The conditioning benefit for decisive outcomes is real but modest. Taking the corrected estimates at face value:
| Outcome | Corrected / Unconditional |
|---|---|
| White checkmated | 1.17x |
| Black checkmated | 1.20x |
| Stalemate | 1.07x |
| Insufficient material | 1.12x |
| Ply limit | 1.01x |
However, the per-outcome corrected estimates are noisy for rare outcomes (especially stalemate, n=1,029) and should be interpreted cautiously.
- The bias bracket is too wide for strong quantitative claims. At 128 rollouts, we can say the model is between 92-104% of the Bayes-optimal ceiling (depending on which estimate is used), but not pin it down more precisely. A 256- or 512-rollout run would narrow this.
- The MC ceiling is an estimate, not exact. Both the naive and corrected estimators have known biases. The true ceiling lies between them, but the exact value is unknown without infinite rollouts.
- Per-outcome estimates are noisy for rare outcomes. Checkmate and stalemate positions have large per-position variance with 128 rollouts. Stratified sampling (oversampling rare outcomes) would improve precision.
- The ceiling assumes perfect outcome knowledge. The model must learn P(outcome | move, history) from data, so achievable accuracy for a finite model is somewhat below the theoretical ceiling.
- Other sources of signal are not accounted for. The model may exploit sequential structure in random games (e.g., position-dependent move popularity, game-length correlations) beyond what the outcome token provides. The ceiling analysis does not isolate this.
# Moderate precision: 5000 games, 128 rollouts/move (64 per half), 5% sample rate
uv run python scripts/compute_theoretical_ceiling.py \
--n-games 5000 --rollouts 128 --sample-rate 0.05 \
--model-accuracy 0.069
# Quick check (low precision, ~2 min)
uv run python scripts/compute_theoretical_ceiling.py --model-accuracy 0.069Results are saved to data/theoretical_ceiling.json and include bootstrap
95% CIs clustered by game. Runtime: ~38 min on 16-core CPU for the moderate
configuration.
The computation (implemented in Rust in engine/src/random.rs) works as
follows:
- Generate N random games (uniform legal move selection).
- Sample a fraction of positions across all games.

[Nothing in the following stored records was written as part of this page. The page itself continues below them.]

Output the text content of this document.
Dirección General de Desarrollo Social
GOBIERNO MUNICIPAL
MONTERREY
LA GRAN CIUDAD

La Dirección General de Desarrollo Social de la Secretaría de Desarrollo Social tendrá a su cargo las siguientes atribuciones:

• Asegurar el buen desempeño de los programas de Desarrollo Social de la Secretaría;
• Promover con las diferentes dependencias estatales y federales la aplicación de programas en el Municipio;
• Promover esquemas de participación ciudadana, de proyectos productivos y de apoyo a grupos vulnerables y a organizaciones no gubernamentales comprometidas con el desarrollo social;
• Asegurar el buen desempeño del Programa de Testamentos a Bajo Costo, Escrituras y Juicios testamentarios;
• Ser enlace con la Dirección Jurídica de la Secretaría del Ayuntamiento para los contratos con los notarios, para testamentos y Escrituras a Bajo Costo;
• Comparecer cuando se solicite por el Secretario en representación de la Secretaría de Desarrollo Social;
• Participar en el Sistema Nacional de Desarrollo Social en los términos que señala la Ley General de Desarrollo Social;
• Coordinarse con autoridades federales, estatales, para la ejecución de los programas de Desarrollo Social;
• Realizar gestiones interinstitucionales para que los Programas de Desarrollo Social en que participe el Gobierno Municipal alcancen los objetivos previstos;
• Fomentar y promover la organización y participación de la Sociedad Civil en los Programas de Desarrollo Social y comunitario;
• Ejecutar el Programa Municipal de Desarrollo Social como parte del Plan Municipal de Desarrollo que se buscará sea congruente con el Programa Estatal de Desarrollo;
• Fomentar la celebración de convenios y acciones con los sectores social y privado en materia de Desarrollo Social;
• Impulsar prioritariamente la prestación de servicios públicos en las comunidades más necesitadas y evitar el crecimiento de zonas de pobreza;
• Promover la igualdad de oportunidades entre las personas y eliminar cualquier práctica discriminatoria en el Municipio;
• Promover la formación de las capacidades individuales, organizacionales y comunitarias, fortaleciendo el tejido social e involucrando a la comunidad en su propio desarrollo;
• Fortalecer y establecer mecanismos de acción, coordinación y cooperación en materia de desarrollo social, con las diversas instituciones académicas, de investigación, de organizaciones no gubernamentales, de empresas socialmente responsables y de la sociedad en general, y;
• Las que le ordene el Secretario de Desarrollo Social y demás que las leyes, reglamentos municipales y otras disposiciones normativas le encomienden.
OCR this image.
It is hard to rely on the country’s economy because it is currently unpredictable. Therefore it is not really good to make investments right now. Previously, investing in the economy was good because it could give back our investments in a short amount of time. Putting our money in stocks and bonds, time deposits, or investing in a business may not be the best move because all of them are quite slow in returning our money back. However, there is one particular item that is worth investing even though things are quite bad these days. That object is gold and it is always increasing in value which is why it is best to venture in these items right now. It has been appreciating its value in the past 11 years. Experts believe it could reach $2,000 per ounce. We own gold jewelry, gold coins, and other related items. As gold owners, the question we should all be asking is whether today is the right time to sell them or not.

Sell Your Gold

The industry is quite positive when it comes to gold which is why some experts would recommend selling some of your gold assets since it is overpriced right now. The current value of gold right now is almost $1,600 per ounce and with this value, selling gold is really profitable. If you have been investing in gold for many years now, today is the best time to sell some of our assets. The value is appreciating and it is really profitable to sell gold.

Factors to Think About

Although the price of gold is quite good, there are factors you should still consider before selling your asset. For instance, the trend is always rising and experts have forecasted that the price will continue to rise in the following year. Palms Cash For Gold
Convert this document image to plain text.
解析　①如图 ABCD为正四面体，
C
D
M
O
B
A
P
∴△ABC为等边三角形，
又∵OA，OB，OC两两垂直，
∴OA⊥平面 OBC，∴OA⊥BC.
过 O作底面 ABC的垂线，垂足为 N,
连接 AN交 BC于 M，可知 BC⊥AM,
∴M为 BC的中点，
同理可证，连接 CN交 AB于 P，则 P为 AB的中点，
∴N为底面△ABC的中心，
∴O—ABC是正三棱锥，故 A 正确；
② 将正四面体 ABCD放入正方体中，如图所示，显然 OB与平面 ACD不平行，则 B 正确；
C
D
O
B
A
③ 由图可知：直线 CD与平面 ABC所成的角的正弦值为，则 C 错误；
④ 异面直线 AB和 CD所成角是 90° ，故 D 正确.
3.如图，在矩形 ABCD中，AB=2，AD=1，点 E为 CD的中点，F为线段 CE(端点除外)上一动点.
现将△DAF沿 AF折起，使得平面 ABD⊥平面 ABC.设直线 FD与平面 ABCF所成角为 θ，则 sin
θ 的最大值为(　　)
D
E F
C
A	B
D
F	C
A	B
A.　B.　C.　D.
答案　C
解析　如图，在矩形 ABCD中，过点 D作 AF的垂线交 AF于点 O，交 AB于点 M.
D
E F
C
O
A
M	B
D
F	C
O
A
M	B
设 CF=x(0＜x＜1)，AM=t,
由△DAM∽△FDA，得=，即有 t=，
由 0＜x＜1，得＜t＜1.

- At each sampled position with K legal moves and known outcome O:
- Unconditional: ceiling = 1/K.
- Naive conditional: try each move; if it immediately terminates with outcome ≠ O, prune it. Ceiling = 1/(K - pruned).
- MC conditional: for each legal move, play R/2 random continuations from two independent seeds. Estimate P(O | m_i) from each half. Naive estimate = max(P̂_combined) / Σ P̂_combined. Corrected = P̂_B[argmax(P̂_A)] / Σ P̂_combined.
- Report means with bootstrap 95% CIs (resampled by game to account for within-game correlation).